アックスは黙って食べている。サイズには辛いが、彼にとっては甘口なのだろう。すぐに食べ終わった。
「おかわりは?」
「エスパーダの分がなくなってしまう」
「運転手が味方になってくれないの?」
サイズに非難の目を向けられる。
アックスはそれに戸惑っているようだ。
「なぜ味方をしなくちゃいけない」
サイズを頬を膨らませる。
「私の胸見た」
「だからって俺がエスパーダに嫌われる必要はない」
「むむ……」
サイズは考えている。
要はとりあえず答えが出るまで待ってあげた。こうやって成長していくのだ。
「嫉妬させる作戦っていうのはどうかな?」
「と?」
「私と仲良くしてるのを見たら、悔しがるよ。そんな時にやけ食いしようとしてすでに食べられていたら、さらに悔しがるよ」
子供の考えた事だ。
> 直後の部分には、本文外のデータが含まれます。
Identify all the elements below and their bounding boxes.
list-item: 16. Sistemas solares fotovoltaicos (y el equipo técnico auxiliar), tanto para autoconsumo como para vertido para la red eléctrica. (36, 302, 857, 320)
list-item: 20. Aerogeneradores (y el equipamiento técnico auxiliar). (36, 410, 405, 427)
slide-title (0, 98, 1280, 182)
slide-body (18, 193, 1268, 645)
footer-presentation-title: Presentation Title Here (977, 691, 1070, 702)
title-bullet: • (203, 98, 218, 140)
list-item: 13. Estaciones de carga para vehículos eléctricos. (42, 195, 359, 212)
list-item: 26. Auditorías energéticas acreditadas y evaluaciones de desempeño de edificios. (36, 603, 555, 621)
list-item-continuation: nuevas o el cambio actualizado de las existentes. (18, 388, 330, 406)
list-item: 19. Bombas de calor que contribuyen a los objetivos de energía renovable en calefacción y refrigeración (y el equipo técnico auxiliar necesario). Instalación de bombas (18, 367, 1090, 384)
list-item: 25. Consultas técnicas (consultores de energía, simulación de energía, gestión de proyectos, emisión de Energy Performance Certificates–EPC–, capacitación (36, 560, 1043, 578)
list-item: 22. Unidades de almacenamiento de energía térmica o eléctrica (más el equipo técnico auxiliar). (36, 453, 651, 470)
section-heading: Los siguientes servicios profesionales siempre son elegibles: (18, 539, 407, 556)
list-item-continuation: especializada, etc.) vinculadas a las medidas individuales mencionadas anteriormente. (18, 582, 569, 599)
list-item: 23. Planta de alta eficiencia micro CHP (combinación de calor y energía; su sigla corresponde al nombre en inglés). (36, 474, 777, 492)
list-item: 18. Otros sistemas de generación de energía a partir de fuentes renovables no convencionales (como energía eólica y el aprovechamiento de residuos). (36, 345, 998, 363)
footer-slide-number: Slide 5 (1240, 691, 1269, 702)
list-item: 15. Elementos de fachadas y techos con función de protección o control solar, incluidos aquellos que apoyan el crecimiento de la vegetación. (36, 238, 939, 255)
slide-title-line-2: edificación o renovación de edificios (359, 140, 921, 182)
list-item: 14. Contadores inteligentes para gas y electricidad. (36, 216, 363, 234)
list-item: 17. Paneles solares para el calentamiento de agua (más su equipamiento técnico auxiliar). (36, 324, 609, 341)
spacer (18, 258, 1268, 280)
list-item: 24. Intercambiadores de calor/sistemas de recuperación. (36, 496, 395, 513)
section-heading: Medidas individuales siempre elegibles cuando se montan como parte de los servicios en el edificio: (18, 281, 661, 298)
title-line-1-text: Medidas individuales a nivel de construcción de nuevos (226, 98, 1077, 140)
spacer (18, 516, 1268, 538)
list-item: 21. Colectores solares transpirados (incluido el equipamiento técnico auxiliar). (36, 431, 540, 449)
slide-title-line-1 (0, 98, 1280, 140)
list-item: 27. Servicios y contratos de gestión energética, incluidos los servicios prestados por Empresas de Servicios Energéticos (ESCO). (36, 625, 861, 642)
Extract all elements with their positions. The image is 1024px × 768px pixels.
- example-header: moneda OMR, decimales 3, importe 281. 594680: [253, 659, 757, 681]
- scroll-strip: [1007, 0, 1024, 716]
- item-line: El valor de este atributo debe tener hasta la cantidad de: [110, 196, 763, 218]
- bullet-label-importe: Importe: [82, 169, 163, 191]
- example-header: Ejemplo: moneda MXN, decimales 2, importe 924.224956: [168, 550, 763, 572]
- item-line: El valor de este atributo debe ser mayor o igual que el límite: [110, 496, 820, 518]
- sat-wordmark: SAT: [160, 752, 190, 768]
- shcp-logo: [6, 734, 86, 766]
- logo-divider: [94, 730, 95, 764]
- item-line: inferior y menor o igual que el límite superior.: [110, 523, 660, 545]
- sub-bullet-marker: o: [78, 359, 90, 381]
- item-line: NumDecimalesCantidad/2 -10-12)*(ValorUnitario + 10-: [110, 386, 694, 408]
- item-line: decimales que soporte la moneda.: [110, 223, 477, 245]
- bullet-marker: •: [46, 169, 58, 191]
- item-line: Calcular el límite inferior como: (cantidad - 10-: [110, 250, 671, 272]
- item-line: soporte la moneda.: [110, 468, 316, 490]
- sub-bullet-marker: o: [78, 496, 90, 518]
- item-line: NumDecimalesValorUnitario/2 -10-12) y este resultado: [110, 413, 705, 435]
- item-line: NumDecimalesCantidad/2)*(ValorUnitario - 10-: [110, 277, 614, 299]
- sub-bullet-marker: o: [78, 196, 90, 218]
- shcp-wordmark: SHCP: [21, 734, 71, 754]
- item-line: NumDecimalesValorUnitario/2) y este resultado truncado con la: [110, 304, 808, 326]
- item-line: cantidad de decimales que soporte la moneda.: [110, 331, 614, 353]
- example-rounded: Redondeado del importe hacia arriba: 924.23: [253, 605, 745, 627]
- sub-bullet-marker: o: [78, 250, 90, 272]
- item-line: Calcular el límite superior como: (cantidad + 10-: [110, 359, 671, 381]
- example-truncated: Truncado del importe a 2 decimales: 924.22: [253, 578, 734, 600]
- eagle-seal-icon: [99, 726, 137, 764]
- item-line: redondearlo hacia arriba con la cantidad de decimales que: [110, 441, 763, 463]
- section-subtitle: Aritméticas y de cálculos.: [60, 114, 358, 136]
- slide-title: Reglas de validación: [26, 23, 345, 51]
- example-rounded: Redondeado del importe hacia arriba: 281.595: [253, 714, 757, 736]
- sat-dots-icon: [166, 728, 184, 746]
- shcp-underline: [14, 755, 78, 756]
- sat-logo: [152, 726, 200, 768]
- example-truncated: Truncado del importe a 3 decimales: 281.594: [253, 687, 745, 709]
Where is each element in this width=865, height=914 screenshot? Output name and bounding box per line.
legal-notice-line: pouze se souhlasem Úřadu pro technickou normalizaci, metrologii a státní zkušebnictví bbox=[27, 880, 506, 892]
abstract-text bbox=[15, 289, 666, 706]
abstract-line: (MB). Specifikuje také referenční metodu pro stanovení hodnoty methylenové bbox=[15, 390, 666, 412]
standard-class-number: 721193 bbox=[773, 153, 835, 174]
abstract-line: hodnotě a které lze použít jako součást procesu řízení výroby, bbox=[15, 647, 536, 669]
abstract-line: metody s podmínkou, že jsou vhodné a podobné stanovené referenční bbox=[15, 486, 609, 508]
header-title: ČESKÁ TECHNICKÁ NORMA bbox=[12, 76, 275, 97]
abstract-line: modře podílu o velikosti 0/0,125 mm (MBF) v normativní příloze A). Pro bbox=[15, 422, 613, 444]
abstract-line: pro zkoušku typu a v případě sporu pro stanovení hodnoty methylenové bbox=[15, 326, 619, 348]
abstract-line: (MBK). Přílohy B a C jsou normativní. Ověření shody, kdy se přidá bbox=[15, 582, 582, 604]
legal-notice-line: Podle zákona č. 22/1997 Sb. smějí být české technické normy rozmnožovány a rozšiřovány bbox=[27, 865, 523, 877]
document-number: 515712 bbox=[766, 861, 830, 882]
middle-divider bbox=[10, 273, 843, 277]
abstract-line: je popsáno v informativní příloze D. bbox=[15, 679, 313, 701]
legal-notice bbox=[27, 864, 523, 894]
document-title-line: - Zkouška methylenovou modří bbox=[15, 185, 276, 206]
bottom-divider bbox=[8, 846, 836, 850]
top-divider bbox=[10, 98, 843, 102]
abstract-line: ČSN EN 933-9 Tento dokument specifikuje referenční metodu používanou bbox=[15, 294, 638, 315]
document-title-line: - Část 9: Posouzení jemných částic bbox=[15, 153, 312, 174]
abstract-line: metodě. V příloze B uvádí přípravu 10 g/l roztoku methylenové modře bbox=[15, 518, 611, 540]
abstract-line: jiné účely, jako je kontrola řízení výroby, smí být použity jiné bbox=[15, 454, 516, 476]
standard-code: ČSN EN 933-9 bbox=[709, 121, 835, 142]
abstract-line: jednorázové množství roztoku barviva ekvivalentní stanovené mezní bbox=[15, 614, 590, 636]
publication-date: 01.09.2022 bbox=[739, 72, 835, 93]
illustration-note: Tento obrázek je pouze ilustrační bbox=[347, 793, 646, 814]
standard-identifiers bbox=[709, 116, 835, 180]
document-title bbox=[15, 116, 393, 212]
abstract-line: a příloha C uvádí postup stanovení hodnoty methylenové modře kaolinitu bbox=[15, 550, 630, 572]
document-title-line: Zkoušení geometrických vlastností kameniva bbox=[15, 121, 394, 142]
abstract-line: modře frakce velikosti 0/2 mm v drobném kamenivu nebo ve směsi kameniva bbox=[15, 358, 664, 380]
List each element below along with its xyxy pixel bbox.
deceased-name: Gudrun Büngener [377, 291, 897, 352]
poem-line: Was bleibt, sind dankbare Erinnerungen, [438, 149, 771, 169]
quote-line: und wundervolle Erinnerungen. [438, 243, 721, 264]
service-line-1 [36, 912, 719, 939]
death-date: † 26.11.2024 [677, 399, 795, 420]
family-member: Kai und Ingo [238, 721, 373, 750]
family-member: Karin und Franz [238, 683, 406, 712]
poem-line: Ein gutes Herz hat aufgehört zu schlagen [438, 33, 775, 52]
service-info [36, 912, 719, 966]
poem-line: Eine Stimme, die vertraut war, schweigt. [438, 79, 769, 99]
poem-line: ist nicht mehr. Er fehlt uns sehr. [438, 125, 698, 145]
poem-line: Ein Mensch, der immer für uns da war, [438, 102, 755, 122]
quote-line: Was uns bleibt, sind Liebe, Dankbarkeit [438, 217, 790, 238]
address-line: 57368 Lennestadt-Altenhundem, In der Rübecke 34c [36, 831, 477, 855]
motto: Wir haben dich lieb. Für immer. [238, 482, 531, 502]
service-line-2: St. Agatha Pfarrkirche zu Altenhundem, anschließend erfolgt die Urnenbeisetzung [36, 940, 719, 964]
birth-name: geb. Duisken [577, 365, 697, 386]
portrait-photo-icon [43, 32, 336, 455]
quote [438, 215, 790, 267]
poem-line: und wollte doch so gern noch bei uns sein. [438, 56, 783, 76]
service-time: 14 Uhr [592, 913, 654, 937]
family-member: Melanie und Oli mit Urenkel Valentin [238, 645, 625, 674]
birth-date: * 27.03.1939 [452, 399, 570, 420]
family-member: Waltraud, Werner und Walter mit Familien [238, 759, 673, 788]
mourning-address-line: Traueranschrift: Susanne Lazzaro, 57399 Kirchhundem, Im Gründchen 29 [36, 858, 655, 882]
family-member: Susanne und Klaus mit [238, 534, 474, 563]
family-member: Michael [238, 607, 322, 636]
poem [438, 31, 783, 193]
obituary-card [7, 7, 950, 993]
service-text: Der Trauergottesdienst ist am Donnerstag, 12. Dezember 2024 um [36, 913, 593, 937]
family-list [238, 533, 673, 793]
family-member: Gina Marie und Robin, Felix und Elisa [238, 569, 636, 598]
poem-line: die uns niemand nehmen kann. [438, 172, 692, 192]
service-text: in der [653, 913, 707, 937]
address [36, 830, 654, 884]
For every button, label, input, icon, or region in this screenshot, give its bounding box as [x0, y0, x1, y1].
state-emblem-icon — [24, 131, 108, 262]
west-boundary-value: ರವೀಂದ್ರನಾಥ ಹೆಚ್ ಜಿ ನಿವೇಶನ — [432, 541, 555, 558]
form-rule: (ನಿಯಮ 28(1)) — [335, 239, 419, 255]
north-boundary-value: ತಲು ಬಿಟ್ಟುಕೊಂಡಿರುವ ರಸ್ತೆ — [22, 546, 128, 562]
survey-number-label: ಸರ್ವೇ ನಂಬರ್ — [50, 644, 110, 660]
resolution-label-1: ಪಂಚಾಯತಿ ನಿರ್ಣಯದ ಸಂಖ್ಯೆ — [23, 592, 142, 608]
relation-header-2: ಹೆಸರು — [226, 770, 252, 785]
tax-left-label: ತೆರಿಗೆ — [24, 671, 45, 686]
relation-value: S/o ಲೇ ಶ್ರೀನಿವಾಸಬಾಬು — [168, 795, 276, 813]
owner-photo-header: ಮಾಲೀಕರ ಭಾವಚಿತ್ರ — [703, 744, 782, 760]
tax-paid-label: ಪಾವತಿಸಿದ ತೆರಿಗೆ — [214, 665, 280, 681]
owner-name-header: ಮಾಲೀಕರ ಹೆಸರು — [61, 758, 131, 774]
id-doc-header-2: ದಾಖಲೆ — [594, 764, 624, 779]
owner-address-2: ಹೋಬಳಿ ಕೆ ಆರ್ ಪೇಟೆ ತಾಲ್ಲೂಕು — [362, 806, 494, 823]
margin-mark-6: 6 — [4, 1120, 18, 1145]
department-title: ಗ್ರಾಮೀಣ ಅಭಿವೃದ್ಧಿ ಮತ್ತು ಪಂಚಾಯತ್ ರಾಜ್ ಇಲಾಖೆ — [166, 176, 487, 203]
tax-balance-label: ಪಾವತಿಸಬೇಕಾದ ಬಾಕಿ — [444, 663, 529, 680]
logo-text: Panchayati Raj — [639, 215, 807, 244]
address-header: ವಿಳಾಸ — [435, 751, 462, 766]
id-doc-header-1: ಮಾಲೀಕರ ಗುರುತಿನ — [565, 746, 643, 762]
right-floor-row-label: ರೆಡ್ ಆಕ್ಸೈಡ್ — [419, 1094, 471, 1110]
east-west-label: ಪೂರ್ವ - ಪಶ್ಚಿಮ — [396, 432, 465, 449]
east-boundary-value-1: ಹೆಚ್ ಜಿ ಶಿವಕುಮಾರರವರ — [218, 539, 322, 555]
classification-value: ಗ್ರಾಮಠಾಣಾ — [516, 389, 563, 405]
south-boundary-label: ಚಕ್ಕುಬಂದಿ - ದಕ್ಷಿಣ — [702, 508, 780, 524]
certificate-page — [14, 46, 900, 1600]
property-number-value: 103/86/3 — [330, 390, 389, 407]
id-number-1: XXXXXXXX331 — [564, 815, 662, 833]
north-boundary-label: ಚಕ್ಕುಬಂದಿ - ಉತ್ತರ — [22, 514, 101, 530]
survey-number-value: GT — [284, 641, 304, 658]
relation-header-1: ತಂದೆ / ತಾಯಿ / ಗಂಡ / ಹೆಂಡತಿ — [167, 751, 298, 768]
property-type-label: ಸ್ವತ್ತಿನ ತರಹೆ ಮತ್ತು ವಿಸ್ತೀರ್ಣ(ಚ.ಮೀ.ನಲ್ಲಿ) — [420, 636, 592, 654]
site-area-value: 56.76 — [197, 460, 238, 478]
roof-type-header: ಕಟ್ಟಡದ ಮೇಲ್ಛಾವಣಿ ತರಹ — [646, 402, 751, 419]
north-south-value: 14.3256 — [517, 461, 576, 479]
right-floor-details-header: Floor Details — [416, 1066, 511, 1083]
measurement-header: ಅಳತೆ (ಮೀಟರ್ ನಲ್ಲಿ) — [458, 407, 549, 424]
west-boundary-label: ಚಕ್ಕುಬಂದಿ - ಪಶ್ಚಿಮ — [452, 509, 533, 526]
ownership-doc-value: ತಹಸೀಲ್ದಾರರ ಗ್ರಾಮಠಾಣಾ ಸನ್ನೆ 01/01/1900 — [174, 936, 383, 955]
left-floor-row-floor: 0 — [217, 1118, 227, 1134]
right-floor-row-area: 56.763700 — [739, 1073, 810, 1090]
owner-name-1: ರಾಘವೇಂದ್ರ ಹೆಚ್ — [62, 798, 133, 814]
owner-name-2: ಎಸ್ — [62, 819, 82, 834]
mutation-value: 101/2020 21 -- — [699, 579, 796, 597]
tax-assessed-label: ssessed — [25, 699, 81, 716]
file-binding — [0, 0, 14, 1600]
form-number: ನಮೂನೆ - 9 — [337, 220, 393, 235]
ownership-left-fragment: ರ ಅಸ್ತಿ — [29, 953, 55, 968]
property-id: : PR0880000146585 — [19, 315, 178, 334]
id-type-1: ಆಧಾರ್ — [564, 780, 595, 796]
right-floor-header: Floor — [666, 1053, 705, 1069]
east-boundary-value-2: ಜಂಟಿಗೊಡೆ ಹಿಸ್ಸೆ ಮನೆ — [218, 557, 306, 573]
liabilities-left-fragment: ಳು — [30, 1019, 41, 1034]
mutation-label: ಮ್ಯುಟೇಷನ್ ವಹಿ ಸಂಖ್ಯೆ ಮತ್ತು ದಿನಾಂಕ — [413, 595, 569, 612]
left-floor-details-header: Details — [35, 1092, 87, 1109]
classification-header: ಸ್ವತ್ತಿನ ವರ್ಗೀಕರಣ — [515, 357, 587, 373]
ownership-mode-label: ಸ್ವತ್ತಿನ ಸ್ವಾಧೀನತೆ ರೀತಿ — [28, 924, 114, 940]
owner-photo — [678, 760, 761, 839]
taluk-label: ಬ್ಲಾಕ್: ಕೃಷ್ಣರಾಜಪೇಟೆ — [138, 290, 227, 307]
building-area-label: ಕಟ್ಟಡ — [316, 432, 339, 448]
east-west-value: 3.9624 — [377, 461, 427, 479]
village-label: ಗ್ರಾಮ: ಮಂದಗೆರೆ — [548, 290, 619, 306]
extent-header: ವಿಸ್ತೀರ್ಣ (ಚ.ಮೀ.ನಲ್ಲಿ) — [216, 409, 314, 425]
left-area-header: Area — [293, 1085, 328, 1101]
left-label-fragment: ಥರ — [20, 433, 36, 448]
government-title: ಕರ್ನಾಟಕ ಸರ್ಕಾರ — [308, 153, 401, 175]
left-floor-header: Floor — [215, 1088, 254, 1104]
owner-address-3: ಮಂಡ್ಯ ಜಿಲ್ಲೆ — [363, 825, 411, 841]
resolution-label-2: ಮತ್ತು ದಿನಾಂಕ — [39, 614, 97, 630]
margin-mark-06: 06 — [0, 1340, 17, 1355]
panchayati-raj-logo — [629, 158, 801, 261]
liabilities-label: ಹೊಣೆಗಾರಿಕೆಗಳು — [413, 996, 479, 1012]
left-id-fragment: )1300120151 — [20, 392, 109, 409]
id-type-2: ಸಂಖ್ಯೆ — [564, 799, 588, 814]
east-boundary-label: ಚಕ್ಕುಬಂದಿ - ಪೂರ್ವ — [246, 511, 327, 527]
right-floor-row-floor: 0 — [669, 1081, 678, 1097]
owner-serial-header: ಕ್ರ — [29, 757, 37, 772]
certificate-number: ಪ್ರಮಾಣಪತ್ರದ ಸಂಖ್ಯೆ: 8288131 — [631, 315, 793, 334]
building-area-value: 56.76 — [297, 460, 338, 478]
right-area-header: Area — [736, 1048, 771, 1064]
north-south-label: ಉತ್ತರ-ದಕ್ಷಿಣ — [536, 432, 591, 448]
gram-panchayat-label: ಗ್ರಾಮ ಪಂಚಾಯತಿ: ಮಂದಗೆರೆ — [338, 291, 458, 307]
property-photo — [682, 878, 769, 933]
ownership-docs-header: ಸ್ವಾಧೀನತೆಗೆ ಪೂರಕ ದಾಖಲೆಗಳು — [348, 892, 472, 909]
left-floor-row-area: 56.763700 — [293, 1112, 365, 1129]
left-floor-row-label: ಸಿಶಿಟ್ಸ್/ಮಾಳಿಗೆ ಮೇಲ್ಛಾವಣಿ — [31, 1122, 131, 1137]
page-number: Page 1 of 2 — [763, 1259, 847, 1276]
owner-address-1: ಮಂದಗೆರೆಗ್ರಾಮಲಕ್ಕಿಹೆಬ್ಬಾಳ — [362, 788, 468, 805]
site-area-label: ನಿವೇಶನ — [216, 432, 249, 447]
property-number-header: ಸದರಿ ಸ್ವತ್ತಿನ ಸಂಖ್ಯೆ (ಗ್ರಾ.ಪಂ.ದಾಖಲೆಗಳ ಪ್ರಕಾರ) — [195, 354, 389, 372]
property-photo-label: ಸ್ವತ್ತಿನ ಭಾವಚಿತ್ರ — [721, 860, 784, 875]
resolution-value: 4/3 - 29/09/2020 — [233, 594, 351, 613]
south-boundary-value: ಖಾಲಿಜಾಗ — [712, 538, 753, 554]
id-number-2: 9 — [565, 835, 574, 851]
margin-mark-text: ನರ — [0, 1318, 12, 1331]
手段と目的が矛盾している。二人で麻婆丼を食べ尽くしても、エスパーダは嫉妬はしないだろう。
「嫉妬するだろうか?」
問い質してみた。
「するよ、絶対」
根拠のない自信を振りかざした。
「要も協力すればもっと完璧になる」
「確かに、人のハトを乗り回すのは良くないと思うけどね。もしハトに何かあったら弁償はするよ。俺はエスパーダのフィアンセだから」
「不吉な事を言わないでくれ。俺のハイマースが傷つくなんて考えたくない」
どうもハトのほうを大事にしているのではないかと思ったが、要は言葉を飲み込んだ。それを野暮ってものだ。